JOEL LEMAY/24 HEURES/AGENCE QMI

Le Programme d’aide à la relance par l’augmentation de la formation (PARAF) ne peut pas régler les problèmes de la rareté de la main-d’œuvre, croit la FTQ-Construction.  

Le ministre du Travail, de l’Emploi et de la Solidarité sociale, Jean Boulet, annonçait jeudi un investissement de 115 millions $ dans le cadre de ce programme qui vise à aider quelque 20 000 chômeurs à se requalifier. 

S’ajoutant à d’autres mesures adoptées par la Commission de la construction du Québec (CCQ), le PARAF ne peut que dévaloriser le diplôme d’étude professionnelle (DEP), puisqu’il facilite l’entrée dans l’industrie sans diplôme, selon le syndicat. 

«Le ministre crée des solutions à court terme qui vont avoir des conséquences sur notre monde à long terme», a dénoncé dans un communiqué le directeur général de la FTQ-Construction, Éric Boisjoly, jeudi.

«On est d'accord pour aider les gens qui sont sans emploi, mais en ce moment, la moyenne d'heures travaillées est de 950 dans l'industrie sur une possibilité de 1900», a-t-il expliqué. 
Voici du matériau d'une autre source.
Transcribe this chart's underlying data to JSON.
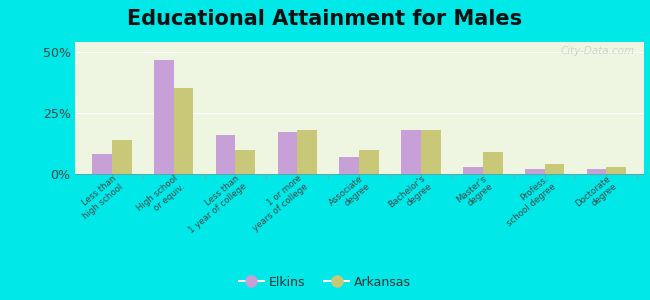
{
  "title": "Educational Attainment for Males",
  "categories": [
    "Less than\nhigh school",
    "High school\nor equiv.",
    "Less than\n1 year of college",
    "1 or more\nyears of college",
    "Associate\ndegree",
    "Bachelor's\ndegree",
    "Master's\ndegree",
    "Profess.\nschool degree",
    "Doctorate\ndegree"
  ],
  "elkins": [
    8.0,
    46.5,
    16.0,
    17.0,
    7.0,
    18.0,
    3.0,
    2.0,
    2.0
  ],
  "arkansas": [
    14.0,
    35.0,
    10.0,
    18.0,
    10.0,
    18.0,
    9.0,
    4.0,
    3.0
  ],
  "elkins_color": "#c8a0d8",
  "arkansas_color": "#c8c878",
  "background_outer": "#00e8e8",
  "background_inner": "#eef5e0",
  "yticks": [
    0,
    25,
    50
  ],
  "ylim": [
    0,
    54
  ],
  "title_fontsize": 15,
  "legend_labels": [
    "Elkins",
    "Arkansas"
  ],
  "watermark": "City-Data.com"
}
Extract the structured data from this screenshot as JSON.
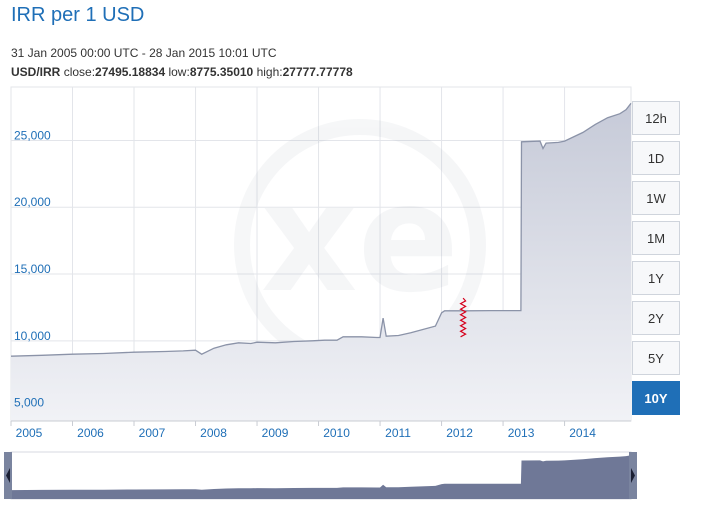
{
  "header": {
    "title": "IRR per 1 USD",
    "range": "31 Jan 2005 00:00 UTC - 28 Jan 2015 10:01 UTC",
    "pair": "USD/IRR",
    "close_label": "close:",
    "close": "27495.18834",
    "low_label": "low:",
    "low": "8775.35010",
    "high_label": "high:",
    "high": "27777.77778"
  },
  "range_buttons": [
    {
      "label": "12h",
      "active": false
    },
    {
      "label": "1D",
      "active": false
    },
    {
      "label": "1W",
      "active": false
    },
    {
      "label": "1M",
      "active": false
    },
    {
      "label": "1Y",
      "active": false
    },
    {
      "label": "2Y",
      "active": false
    },
    {
      "label": "5Y",
      "active": false
    },
    {
      "label": "10Y",
      "active": true
    }
  ],
  "colors": {
    "line": "#8b93a8",
    "area_top": "#c6cad8",
    "area_bottom": "#f1f2f6",
    "navigator_fill": "#6f7897",
    "active_button": "#1f6fb7",
    "spike": "#d6001c"
  },
  "chart_data": {
    "type": "area",
    "title": "IRR per 1 USD",
    "xlabel": "",
    "ylabel": "",
    "xlim": [
      2005.0,
      2015.08
    ],
    "ylim": [
      4000,
      29000
    ],
    "grid": true,
    "x_ticks": [
      "2005",
      "2006",
      "2007",
      "2008",
      "2009",
      "2010",
      "2011",
      "2012",
      "2013",
      "2014"
    ],
    "y_ticks": [
      5000,
      10000,
      15000,
      20000,
      25000
    ],
    "y_tick_labels": [
      "5,000",
      "10,000",
      "15,000",
      "20,000",
      "25,000"
    ],
    "x": [
      2005.0,
      2005.5,
      2006.0,
      2006.5,
      2007.0,
      2007.5,
      2007.8,
      2008.0,
      2008.1,
      2008.3,
      2008.5,
      2008.7,
      2008.9,
      2009.0,
      2009.3,
      2009.6,
      2009.9,
      2010.1,
      2010.3,
      2010.4,
      2010.7,
      2010.95,
      2011.0,
      2011.05,
      2011.1,
      2011.3,
      2011.5,
      2011.9,
      2012.0,
      2012.05,
      2012.4,
      2012.8,
      2013.0,
      2013.29,
      2013.3,
      2013.6,
      2013.65,
      2013.7,
      2013.9,
      2014.0,
      2014.3,
      2014.5,
      2014.7,
      2014.9,
      2015.0,
      2015.08
    ],
    "values": [
      8850,
      8920,
      9000,
      9050,
      9150,
      9200,
      9250,
      9300,
      9000,
      9450,
      9700,
      9850,
      9800,
      9900,
      9850,
      9950,
      10000,
      10050,
      10050,
      10300,
      10300,
      10250,
      10250,
      11700,
      10350,
      10400,
      10600,
      11100,
      12100,
      12250,
      12250,
      12260,
      12260,
      12260,
      24900,
      24950,
      24400,
      24800,
      24850,
      24950,
      25600,
      26200,
      26700,
      27000,
      27300,
      27777
    ],
    "series": [
      {
        "name": "USD/IRR"
      }
    ],
    "annotations": [
      {
        "type": "spike",
        "x": 2012.35,
        "low": 10300,
        "high": 13200
      }
    ]
  }
}
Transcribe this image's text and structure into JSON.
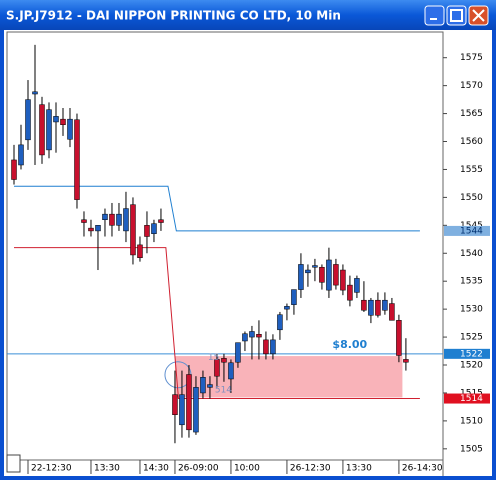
{
  "window": {
    "title": "S.JP.J7912 - DAI NIPPON PRINTING CO LTD, 10 Min"
  },
  "chart_data": {
    "type": "candlestick",
    "categories": [
      null,
      null,
      "22-12:30",
      null,
      null,
      null,
      null,
      null,
      null,
      null,
      null,
      "13:30",
      null,
      null,
      null,
      null,
      null,
      null,
      "14:30",
      null,
      null,
      null,
      null,
      "26-09:00",
      null,
      null,
      null,
      null,
      null,
      null,
      null,
      "10:00",
      null,
      null,
      null,
      null,
      null,
      null,
      null,
      "26-12:30",
      null,
      null,
      null,
      null,
      null,
      null,
      null,
      "13:30",
      null,
      null,
      null,
      null,
      null,
      null,
      null,
      "26-14:30",
      null
    ],
    "up_color": "#1f5fbf",
    "down_color": "#c8102e",
    "open": [
      1556.7,
      1555.8,
      1560.3,
      1568.5,
      1566.6,
      1558.5,
      1563.5,
      1564,
      1560.4,
      1563.9,
      1546,
      1544.5,
      1544,
      1546,
      1547,
      1545,
      1544,
      1548.7,
      1541.5,
      1545,
      1543.5,
      1546,
      null,
      1514.7,
      1509.3,
      1518.3,
      1508,
      1515,
      1516,
      1521,
      1521.2,
      1517.5,
      1520.5,
      1524.3,
      1525,
      1525.5,
      1524.5,
      1522,
      1526.3,
      1530,
      1530.8,
      1533.5,
      1536.5,
      1537.5,
      1537.5,
      1533.4,
      1538,
      1537,
      1534.3,
      1533,
      1531.6,
      1528.9,
      1531.6,
      1529.8,
      1531,
      1528,
      1521
    ],
    "high": [
      1559.4,
      1563,
      1571,
      1577.3,
      1568,
      1567,
      1567,
      1566,
      1566,
      1565,
      1547.5,
      1546,
      1545,
      1548,
      1549,
      1549,
      1551,
      1550,
      1543,
      1547.5,
      1546,
      1548,
      null,
      1519,
      1519,
      1520,
      1518,
      1519,
      1518,
      1522,
      1522,
      1521,
      1524,
      1526,
      1527,
      1528,
      1526,
      1525.5,
      1529.5,
      1531,
      1533.5,
      1540,
      1538,
      1539,
      1538,
      1541,
      1539,
      1538,
      1536,
      1536,
      1535,
      1532,
      1533,
      1533,
      1532,
      1529,
      1524.8
    ],
    "low": [
      1552.3,
      1555,
      1558.5,
      1555.8,
      1556,
      1557,
      1558,
      1561,
      1559,
      1548,
      1543,
      1543,
      1537,
      1543,
      1543,
      1544,
      1542,
      1538,
      1538.5,
      1540,
      1542,
      1544,
      null,
      1506,
      1507,
      1507,
      1507.5,
      1514,
      1514,
      1516,
      1517,
      1515,
      1519.5,
      1522.5,
      1521,
      1521,
      1521,
      1521,
      1524.5,
      1528,
      1529,
      1532,
      1534,
      1535,
      1533.5,
      1532,
      1533.5,
      1532.5,
      1530.5,
      1532,
      1529.5,
      1527.5,
      1528.5,
      1529,
      1528,
      1520.5,
      1519
    ],
    "close": [
      1553.2,
      1559.4,
      1567.5,
      1568.9,
      1557.6,
      1565.7,
      1564.5,
      1563,
      1564,
      1549.6,
      1545.5,
      1544,
      1545,
      1547,
      1545,
      1547,
      1548,
      1539.7,
      1539.2,
      1543,
      1545.3,
      1545.5,
      null,
      1511.1,
      1514.7,
      1508.4,
      1516,
      1517.8,
      1516.5,
      1518,
      1520.5,
      1520.4,
      1524,
      1525.6,
      1526,
      1525,
      1522,
      1524.5,
      1529,
      1530.5,
      1533.5,
      1538,
      1537,
      1537.8,
      1534.8,
      1538.8,
      1534.3,
      1533.4,
      1531.6,
      1535.5,
      1529.8,
      1531.6,
      1528.9,
      1531.6,
      1528,
      1521.7,
      1520.5
    ],
    "xlim": [
      -1,
      61.3
    ],
    "ylim": [
      1503,
      1579.6
    ],
    "yticks": [
      1505,
      1510,
      1515,
      1520,
      1525,
      1530,
      1535,
      1540,
      1545,
      1550,
      1555,
      1560,
      1565,
      1570,
      1575
    ],
    "indicator_lines": [
      {
        "color": "#1f7fd0",
        "x": [
          0,
          22,
          23.2,
          58
        ],
        "values": [
          1552,
          1552,
          1544,
          1544
        ]
      },
      {
        "color": "#d02030",
        "x": [
          0,
          21.7,
          23.5,
          58
        ],
        "values": [
          1541,
          1541,
          1514,
          1514
        ]
      }
    ],
    "levels": [
      {
        "value": 1544,
        "color": "#7fb0e0",
        "text_color": "#003070"
      },
      {
        "value": 1522,
        "color": "#1f7fd0",
        "text_color": "#ffffff"
      },
      {
        "value": 1514,
        "color": "#e01020",
        "text_color": "#ffffff"
      }
    ],
    "price_line": {
      "value": 1522,
      "color": "#3a8fd8"
    },
    "zone": {
      "x": [
        23,
        55.5
      ],
      "values": [
        1521.6,
        1514.2
      ],
      "color": "#f7a0a8"
    },
    "annotations": [
      {
        "text": "$8.00",
        "x": 45.5,
        "y": 1523.6,
        "color": "#1f7fd0"
      },
      {
        "text": "15",
        "x": 27.7,
        "y": 1521.3,
        "color": "#8090c0"
      },
      {
        "text": "514",
        "x": 28.7,
        "y": 1515.5,
        "color": "#8090c0"
      }
    ]
  }
}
La FTQ-Construction avait déjà sonné l’alarme au sujet du manque de la main-d’œuvre qualifiée dans l’industrie. 

«Au cours des trois dernières années, seulement 30% des personnes qui entraient dans l'industrie détenaient un DEP, comparativement à 60% qui entraient par des voies rapides alors qu'auparavant, le ratio était inversé», a rappelé le syndicat.  

«Plutôt que de faire l'autruche, le ministre devrait rendre obligatoire le DEP pour tous avec des incitatifs financiers et nous aurions la meilleure main-d'œuvre de construction au monde», a ajouté M. 

Les besoins en main-d’œuvre dans l’industrie de la construction sont évalués à plus de 11 000 nouveaux diplômés par année, d’ici 2024.